In Iran you saw on Monday they did crack down but nonetheless they came out in the hundreds of thousands.

In Bahrain, we are seeing protests that have been at times quite violent. And while Bahrain's protests are similar to Egypt there are some important differences.

In Bahrain we have a Shiite majority that is demonstrating for more rights. For many years they have been living under a Sunni minority in power and what they want are more economic rights, more rights to be in a position of power.

The Bahraini royal family is Sunni, very close to the U.S. In fact, the U.S. 5th fleet is there. Bahrain is pro-Western and they had just recently been touting their progress in parliamentary and free assembly.

And the Sunni king even went on television and allowed people to protest peacefully; so this crackdown is quite bad.

Protests Spread to Libya, Yemen

And in Libya, where 14 dead are already dead in protests this week and protesters are calling for a day of rage in several cities - again we see Moammar Gadhafi has been there for the last 40 years.

And then, of course, in Yemen, we are seeing the seventh consecutive day of protests. And there they did get the attention of the president - another key U.S. ally in the fight against al Qaeda.
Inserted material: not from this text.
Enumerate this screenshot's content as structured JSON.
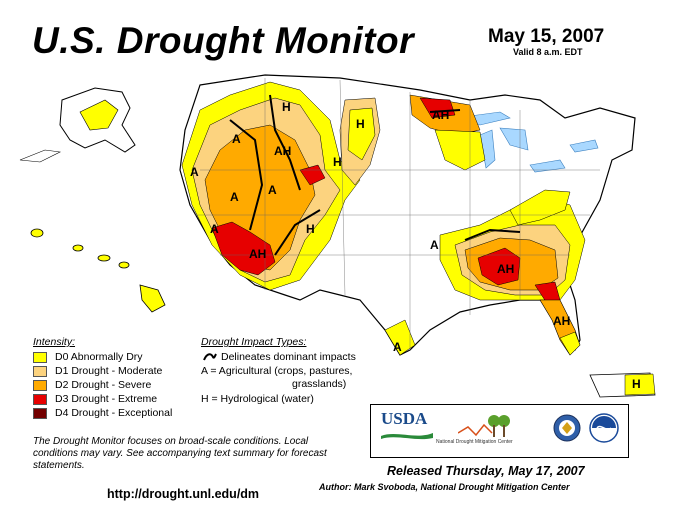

He said he wouldn't run again for election and his son wouldn't run. But now protesters are upping their demands for regime change.

Will we see regime change as we saw last week in Egypt? It is too soon to say.

These countries are different - but by and large the protesters are there for the same reason: freedom, the ability to assemble, speak and choose their leaders.

The crucial differentiator will be, as ever, the willingness of the authorities to crackdown and crush the dissent.